Cervical spinal cord hemisection leads to a disruption of bulbospinal innervation of phrenic motoneurons resulting in paralysis of the ipsilateral hemidiaphragm. We have previously demonstrated separate therapeutic roles for theophylline, and more recently serotonin (5-HT) as modulators to phrenic nerve motor recovery; mechanisms that likely occur via adenosine A1 and 5-HT2 receptors, respectively. The present study was designed to specifically determine if concurrent stimulation of 5-HT2 receptors may enhance motor recovery induced by theophylline alone. Adult female rats (250-350 g; n=7 per group) received a left cervical (C2) hemisection that resulted in paralysis of the ipsilateral hemidiaphragm. Twenty-four hours later rats were given systemic theophylline (15 mg/kg, i.v.), resulting in burst recovery in the ipsilateral phrenic nerve. Theophylline-induced recovery was enhanced with the 5-HT2A/2C receptor agonist, (+/-)-2,5-dimethoxy-4-iodoamphetamine hydrochloride (DOI; 1.0 mg/kg). DOI-evoked augmentation of theophylline-induced recovery was attenuated following subsequent injection of the 5-HT2 receptor antagonist, ketanserin (2.0 mg/kg). In a separate group, rats were pretreated with ketanserin, which did not prevent subsequent theophylline-induced respiratory recovery.

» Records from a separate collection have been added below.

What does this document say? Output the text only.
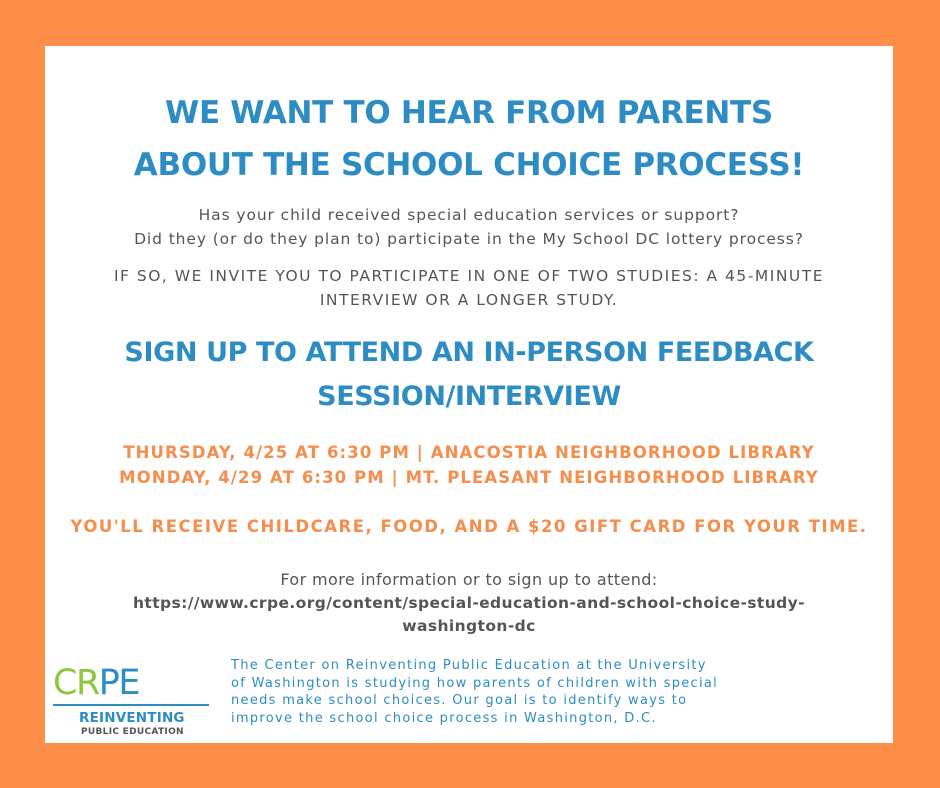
WE WANT TO HEAR FROM PARENTS
ABOUT THE SCHOOL CHOICE PROCESS!
Has your child received special education services or support?
Did they (or do they plan to) participate in the My School DC lottery process?
IF SO, WE INVITE YOU TO PARTICIPATE IN ONE OF TWO STUDIES: A 45-MINUTE
INTERVIEW OR A LONGER STUDY.
SIGN UP TO ATTEND AN IN-PERSON FEEDBACK
SESSION/INTERVIEW
THURSDAY, 4/25 AT 6:30 PM | ANACOSTIA NEIGHBORHOOD LIBRARY
MONDAY, 4/29 AT 6:30 PM | MT. PLEASANT NEIGHBORHOOD LIBRARY
YOU'LL RECEIVE CHILDCARE, FOOD, AND A $20 GIFT CARD FOR YOUR TIME.
For more information or to sign up to attend:
https://www.crpe.org/content/special-education-and-school-choice-study-
washington-dc
CRPE
REINVENTING
PUBLIC EDUCATION
The Center on Reinventing Public Education at the University
of Washington is studying how parents of children with special
needs make school choices. Our goal is to identify ways to
improve the school choice process in Washington, D.C.
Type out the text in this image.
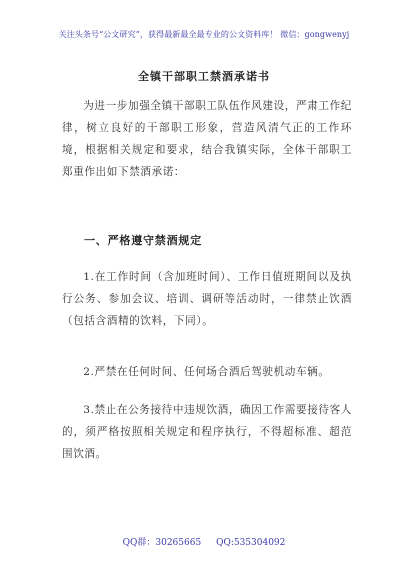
关注头条号“公文研究”，获得最新最全最专业的公文资料库！ 微信：gongwenyj
全镇干部职工禁酒承诺书

为进一步加强全镇干部职工队伍作风建设，严肃工作纪律，树立良好的干部职工形象，营造风清气正的工作环境，根据相关规定和要求，结合我镇实际，全体干部职工郑重作出如下禁酒承诺：

一、严格遵守禁酒规定

1.在工作时间（含加班时间）、工作日值班期间以及执行公务、参加会议、培训、调研等活动时，一律禁止饮酒（包括含酒精的饮料，下同）。

2.严禁在任何时间、任何场合酒后驾驶机动车辆。

3.禁止在公务接待中违规饮酒，确因工作需要接待客人的，须严格按照相关规定和程序执行，不得超标准、超范围饮酒。

QQ群：30265665 QQ:535304092
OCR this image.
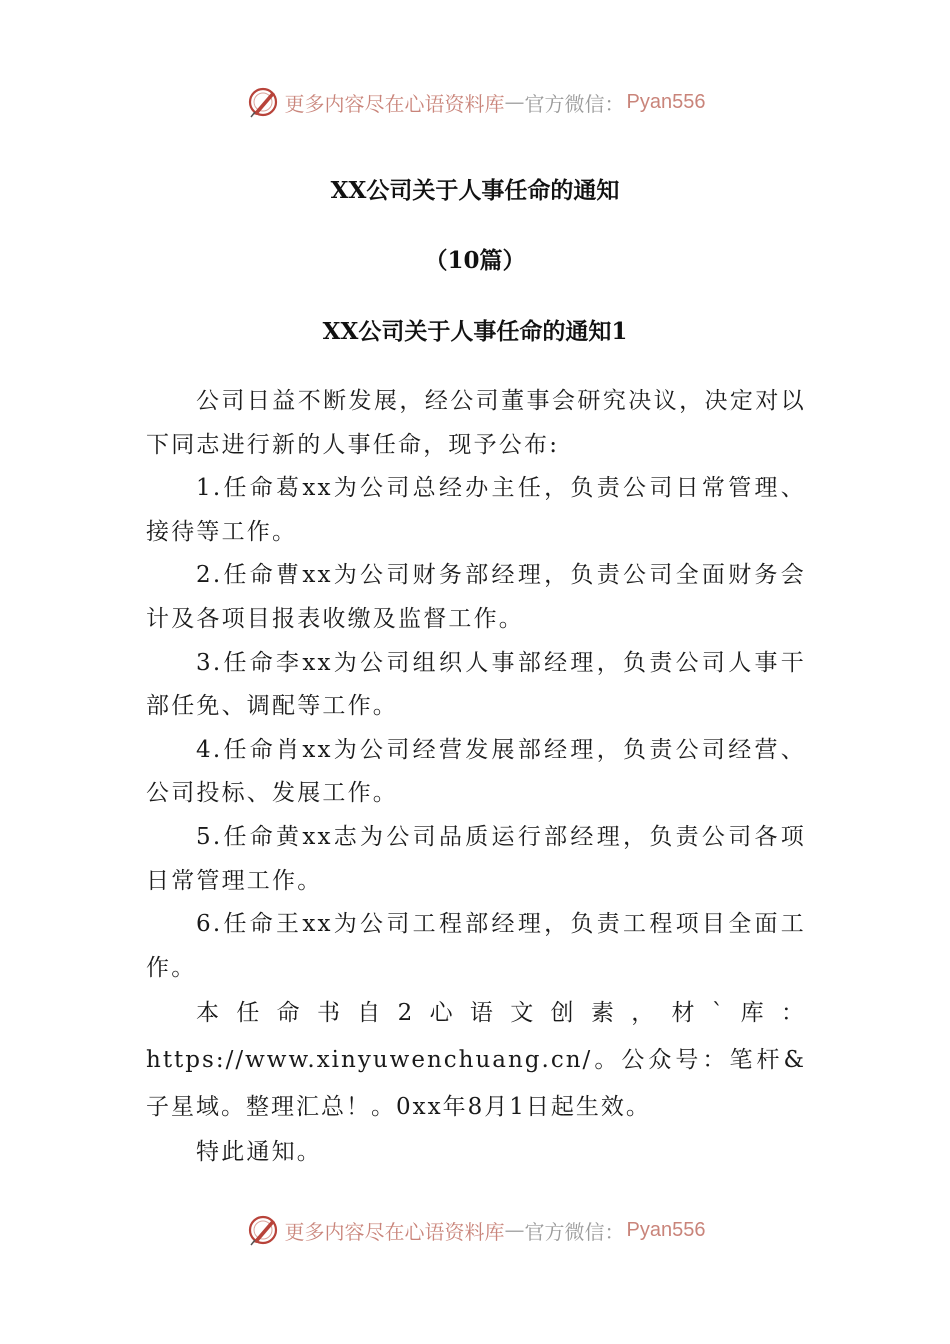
更多内容尽在心语资料库 — 官方微信： Pyan556
XX公司关于人事任命的通知
（10篇）
XX公司关于人事任命的通知1

公司日益不断发展，经公司董事会研究决议，决定对以下同志进行新的人事任命，现予公布:

1.任命葛xx为公司总经办主任，负责公司日常管理、接待等工作。

2.任命曹xx为公司财务部经理，负责公司全面财务会计及各项目报表收缴及监督工作。

3.任命李xx为公司组织人事部经理，负责公司人事干部任免、调配等工作。

4.任命肖xx为公司经营发展部经理，负责公司经营、公司投标、发展工作。

5.任命黄xx志为公司品质运行部经理，负责公司各项日常管理工作。

6.任命王xx为公司工程部经理，负责工程项目全面工作。

本任命书自2心语文创素，材`库：https://www.xinyuwenchuang.cn/。公众号：笔杆&子星域。整理汇总！。0xx年8月1日起生效。

特此通知。

更多内容尽在心语资料库 — 官方微信： Pyan556
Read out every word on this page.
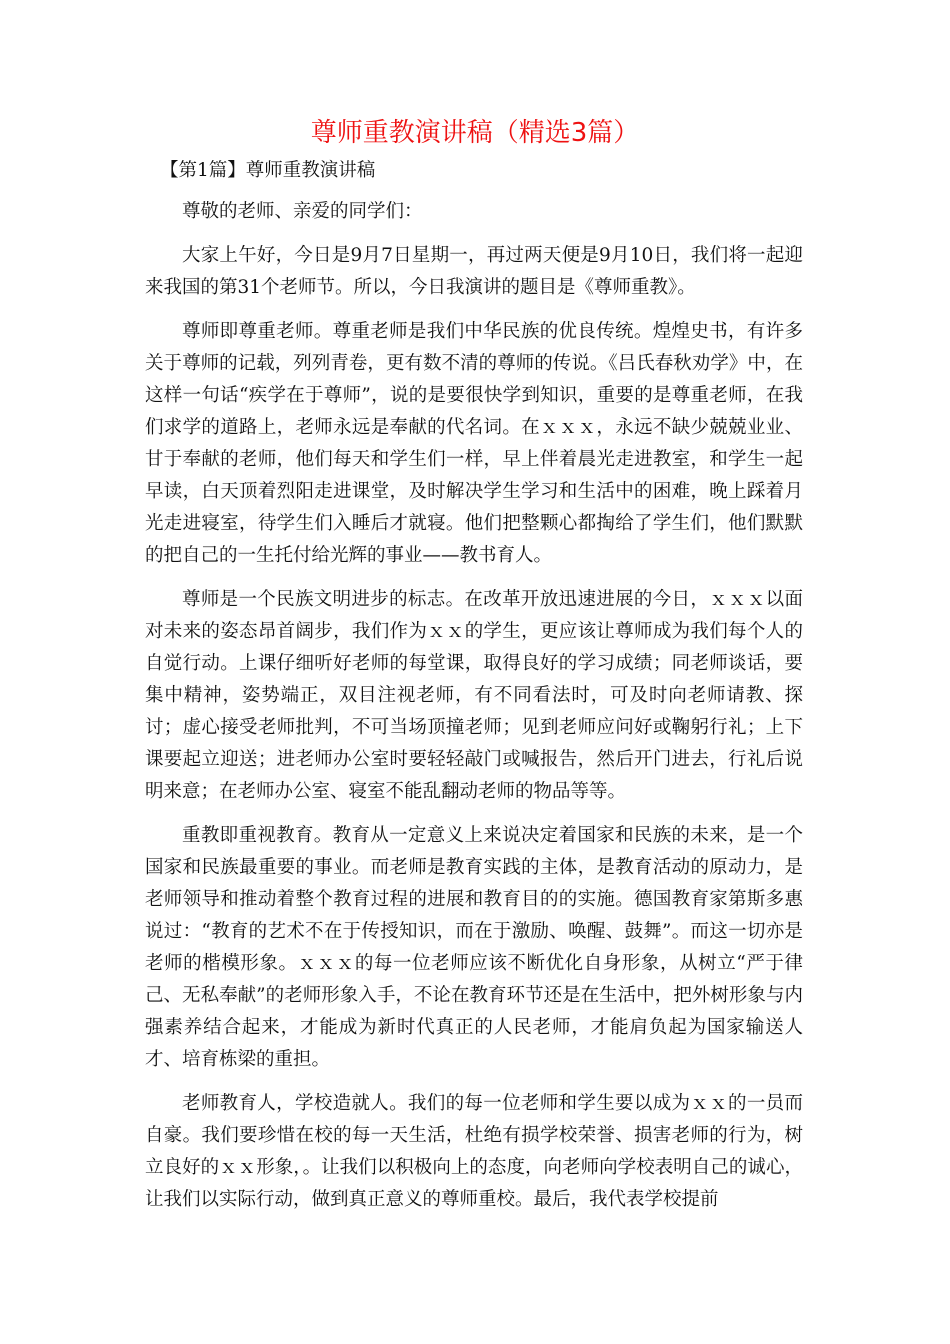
尊师重教演讲稿（精选3篇）

【第1篇】尊师重教演讲稿

尊敬的老师、亲爱的同学们：

大家上午好，今日是9月7日星期一，再过两天便是9月10日，我们将一起迎来我国的第31个老师节。所以，今日我演讲的题目是《尊师重教》。

尊师即尊重老师。尊重老师是我们中华民族的优良传统。煌煌史书，有许多关于尊师的记载，列列青卷，更有数不清的尊师的传说。《吕氏春秋劝学》中，在这样一句话“疾学在于尊师”，说的是要很快学到知识，重要的是尊重老师，在我们求学的道路上，老师永远是奉献的代名词。在ｘｘｘ，永远不缺少兢兢业业、甘于奉献的老师，他们每天和学生们一样，早上伴着晨光走进教室，和学生一起早读，白天顶着烈阳走进课堂，及时解决学生学习和生活中的困难，晚上踩着月光走进寝室，待学生们入睡后才就寝。他们把整颗心都掏给了学生们，他们默默的把自己的一生托付给光辉的事业——教书育人。

尊师是一个民族文明进步的标志。在改革开放迅速进展的今日，ｘｘｘ以面对未来的姿态昂首阔步，我们作为ｘｘ的学生，更应该让尊师成为我们每个人的自觉行动。上课仔细听好老师的每堂课，取得良好的学习成绩；同老师谈话，要集中精神，姿势端正，双目注视老师，有不同看法时，可及时向老师请教、探讨；虚心接受老师批判，不可当场顶撞老师；见到老师应问好或鞠躬行礼；上下课要起立迎送；进老师办公室时要轻轻敲门或喊报告，然后开门进去，行礼后说明来意；在老师办公室、寝室不能乱翻动老师的物品等等。

重教即重视教育。教育从一定意义上来说决定着国家和民族的未来，是一个国家和民族最重要的事业。而老师是教育实践的主体，是教育活动的原动力，是老师领导和推动着整个教育过程的进展和教育目的的实施。德国教育家第斯多惠说过：“教育的艺术不在于传授知识，而在于激励、唤醒、鼓舞”。而这一切亦是老师的楷模形象。ｘｘｘ的每一位老师应该不断优化自身形象，从树立“严于律己、无私奉献”的老师形象入手，不论在教育环节还是在生活中，把外树形象与内强素养结合起来，才能成为新时代真正的人民老师，才能肩负起为国家输送人才、培育栋梁的重担。

老师教育人，学校造就人。我们的每一位老师和学生要以成为ｘｘ的一员而自豪。我们要珍惜在校的每一天生活，杜绝有损学校荣誉、损害老师的行为，树立良好的ｘｘ形象，。让我们以积极向上的态度，向老师向学校表明自己的诚心，让我们以实际行动，做到真正意义的尊师重校。最后，我代表学校提前
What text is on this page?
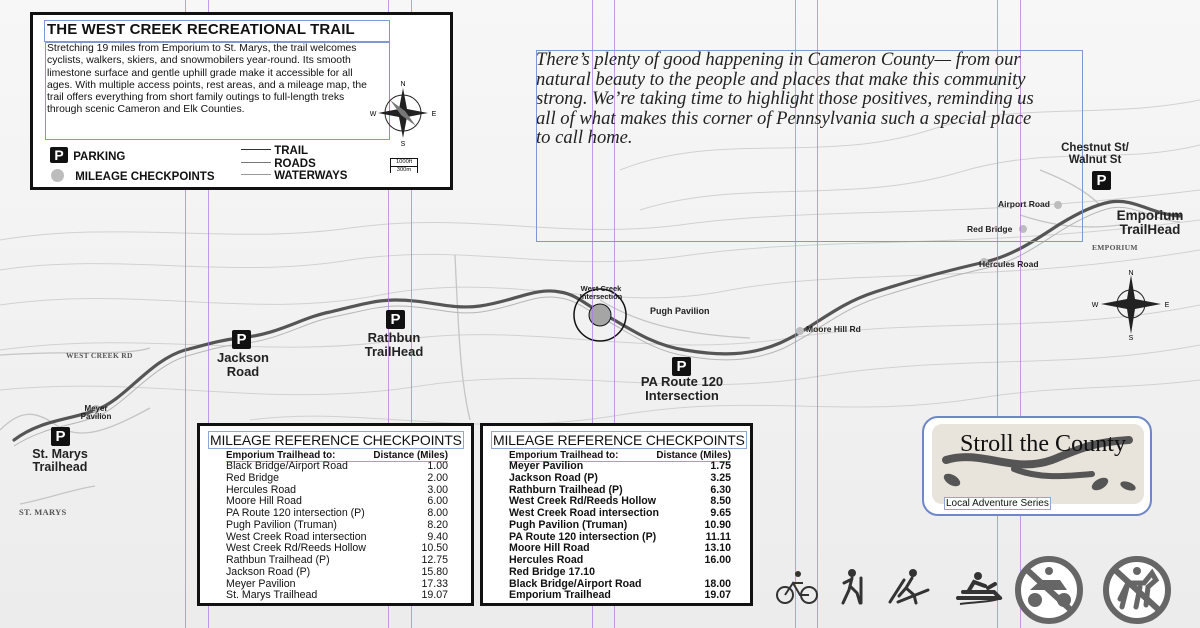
THE WEST CREEK RECREATIONAL TRAIL
Stretching 19 miles from Emporium to St. Marys, the trail welcomes cyclists, walkers, skiers, and snowmobilers year-round. Its smooth limestone surface and gentle uphill grade make it accessible for all ages. With multiple access points, rest areas, and a mileage map, the trail offers everything from short family outings to full-length treks through scenic Cameron and Elk Counties.
P PARKING
MILEAGE CHECKPOINTS
TRAIL
ROADS
WATERWAYS
1000ft
300m
N
S
E
W
There’s plenty of good happening in Cameron County— from our natural beauty to the people and places that make this community strong. We’re taking time to highlight those positives, reminding us all of what makes this corner of Pennsylvania such a special place to call home.	Chestnut St/ Walnut St
P
Airport Road
Red Bridge
Emporium TrailHead
EMPORIUM
Hercules Road
West Creek Intersection
Pugh Pavilion
Moore Hill Rd
P
Rathbun TrailHead
P
Jackson Road	P
PA Route 120 Intersection
WEST CREEK RD
Meyer Pavilion
P
St. Marys Trailhead
ST. MARYS
N
S
E
W
MILEAGE REFERENCE CHECKPOINTS
Emporium Trailhead to:	Distance (Miles)
Black Bridge/Airport Road	1.00
Red Bridge	2.00
Hercules Road	3.00
Moore Hill Road	6.00
PA Route 120 intersection (P)	8.00
Pugh Pavilion (Truman)	8.20
West Creek Road intersection	9.40
West Creek Rd/Reeds Hollow	10.50
Rathbun Trailhead (P)	12.75
Jackson Road (P)	15.80
Meyer Pavilion	17.33
St. Marys Trailhead	19.07
MILEAGE REFERENCE CHECKPOINTS
Emporium Trailhead to:	Distance (Miles)
Meyer Pavilion	1.75
Jackson Road (P)	3.25
Rathburn Trailhead (P)	6.30
West Creek Rd/Reeds Hollow	8.50
West Creek Road intersection	9.65
Pugh Pavilion (Truman)	10.90
PA Route 120 intersection (P)	11.11
Moore Hill Road	13.10
Hercules Road	16.00
Red Bridge 17.10
Black Bridge/Airport Road	18.00
Emporium Trailhead	19.07
Stroll the County
Local Adventure Series
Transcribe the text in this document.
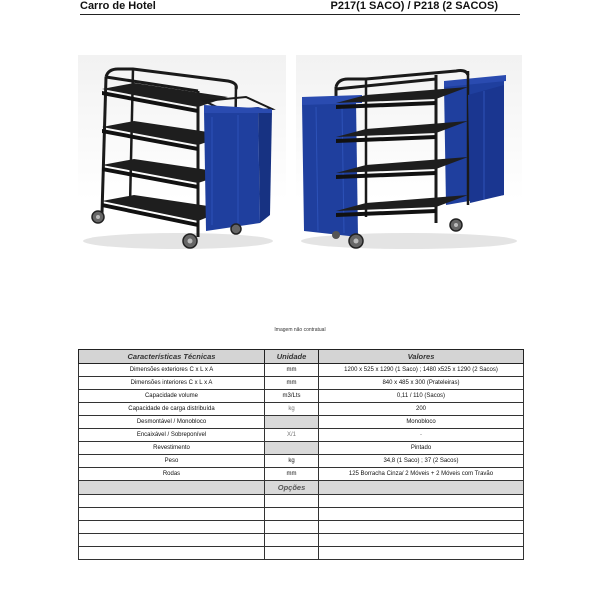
Carro de Hotel	P217(1 SACO) / P218 (2 SACOS)
Imagem não contratual
Características Técnicas	Unidade	Valores
Dimensões exteriores C x L x A	mm	1200 x 525 x 1290 (1 Saco) ; 1480 x525 x 1290 (2 Sacos)
Dimensões interiores C x L x A	mm	840 x 485 x 300 (Prateleiras)
Capacidade volume	m3/Lts	0,11 / 110 (Sacos)
Capacidade de carga distribuída	kg	200
Desmontável / Monobloco		Monobloco
Encaixável / Sobreponível	X/1	-
Revestimento		Pintado
Peso	kg	34,8 (1 Saco) ; 37 (2 Sacos)
Rodas	mm	125 Borracha Cinza/ 2 Móveis + 2 Móveis com Travão
	Opções	
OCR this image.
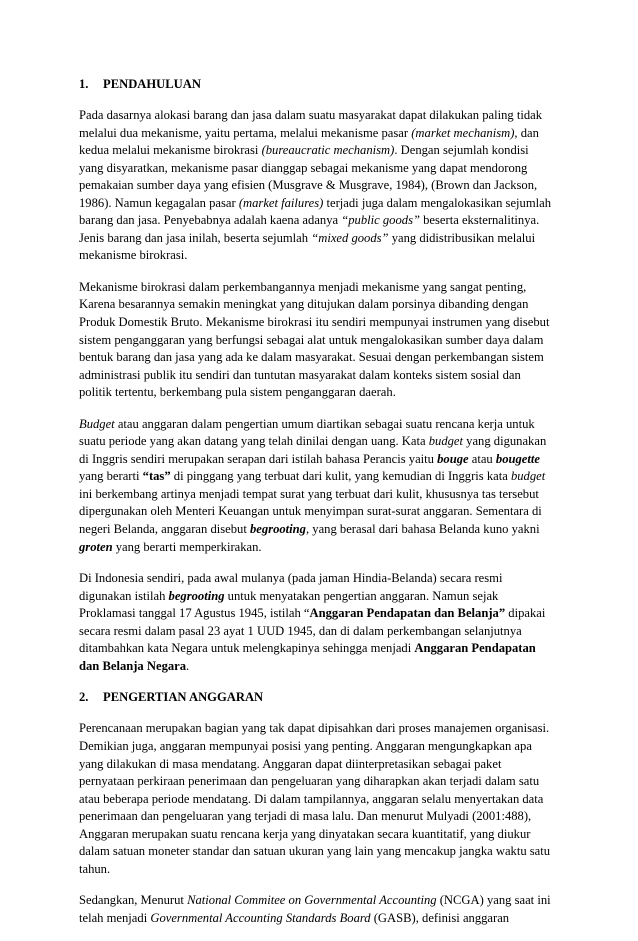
1. PENDAHULUAN
Pada dasarnya alokasi barang dan jasa dalam suatu masyarakat dapat dilakukan paling tidak
melalui dua mekanisme, yaitu pertama, melalui mekanisme pasar (market mechanism), dan
kedua melalui mekanisme birokrasi (bureaucratic mechanism). Dengan sejumlah kondisi
yang disyaratkan, mekanisme pasar dianggap sebagai mekanisme yang dapat mendorong
pemakaian sumber daya yang efisien (Musgrave & Musgrave, 1984), (Brown dan Jackson,
1986). Namun kegagalan pasar (market failures) terjadi juga dalam mengalokasikan sejumlah
barang dan jasa. Penyebabnya adalah kaena adanya “public goods” beserta eksternalitinya.
Jenis barang dan jasa inilah, beserta sejumlah “mixed goods” yang didistribusikan melalui
mekanisme birokrasi.
Mekanisme birokrasi dalam perkembangannya menjadi mekanisme yang sangat penting,
Karena besarannya semakin meningkat yang ditujukan dalam porsinya dibanding dengan
Produk Domestik Bruto. Mekanisme birokrasi itu sendiri mempunyai instrumen yang disebut
sistem penganggaran yang berfungsi sebagai alat untuk mengalokasikan sumber daya dalam
bentuk barang dan jasa yang ada ke dalam masyarakat. Sesuai dengan perkembangan sistem
administrasi publik itu sendiri dan tuntutan masyarakat dalam konteks sistem sosial dan
politik tertentu, berkembang pula sistem penganggaran daerah.
Budget atau anggaran dalam pengertian umum diartikan sebagai suatu rencana kerja untuk
suatu periode yang akan datang yang telah dinilai dengan uang. Kata budget yang digunakan
di Inggris sendiri merupakan serapan dari istilah bahasa Perancis yaitu bouge atau bougette
yang berarti “tas” di pinggang yang terbuat dari kulit, yang kemudian di Inggris kata budget
ini berkembang artinya menjadi tempat surat yang terbuat dari kulit, khususnya tas tersebut
dipergunakan oleh Menteri Keuangan untuk menyimpan surat-surat anggaran. Sementara di
negeri Belanda, anggaran disebut begrooting, yang berasal dari bahasa Belanda kuno yakni
groten yang berarti memperkirakan.
Di Indonesia sendiri, pada awal mulanya (pada jaman Hindia-Belanda) secara resmi
digunakan istilah begrooting untuk menyatakan pengertian anggaran. Namun sejak
Proklamasi tanggal 17 Agustus 1945, istilah “Anggaran Pendapatan dan Belanja” dipakai
secara resmi dalam pasal 23 ayat 1 UUD 1945, dan di dalam perkembangan selanjutnya
ditambahkan kata Negara untuk melengkapinya sehingga menjadi Anggaran Pendapatan
dan Belanja Negara.
2. PENGERTIAN ANGGARAN
Perencanaan merupakan bagian yang tak dapat dipisahkan dari proses manajemen organisasi.
Demikian juga, anggaran mempunyai posisi yang penting. Anggaran mengungkapkan apa
yang dilakukan di masa mendatang. Anggaran dapat diinterpretasikan sebagai paket
pernyataan perkiraan penerimaan dan pengeluaran yang diharapkan akan terjadi dalam satu
atau beberapa periode mendatang. Di dalam tampilannya, anggaran selalu menyertakan data
penerimaan dan pengeluaran yang terjadi di masa lalu. Dan menurut Mulyadi (2001:488),
Anggaran merupakan suatu rencana kerja yang dinyatakan secara kuantitatif, yang diukur
dalam satuan moneter standar dan satuan ukuran yang lain yang mencakup jangka waktu satu
tahun.
Sedangkan, Menurut National Commitee on Governmental Accounting (NCGA) yang saat ini
telah menjadi Governmental Accounting Standards Board (GASB), definisi anggaran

However, pretreatment with ketanserin did prevent DOI-induced augmentation of the theophylline-evoked phrenic nerve burst recovery. Lastly, using immunocytochemistry and in situ hybridization, we showed for the first time a positive co-localization of adenosine A1 receptor mRNA and immunoreactivity with phrenic motoneurons of the cervical ventral horns. Taken together, the results of the present study suggest that theophylline may induce motor recovery likely at adenosine A1 receptors located at the level of the spinal cord, and the concurrent stimulation of converging 5-HT2 receptors may augment the response.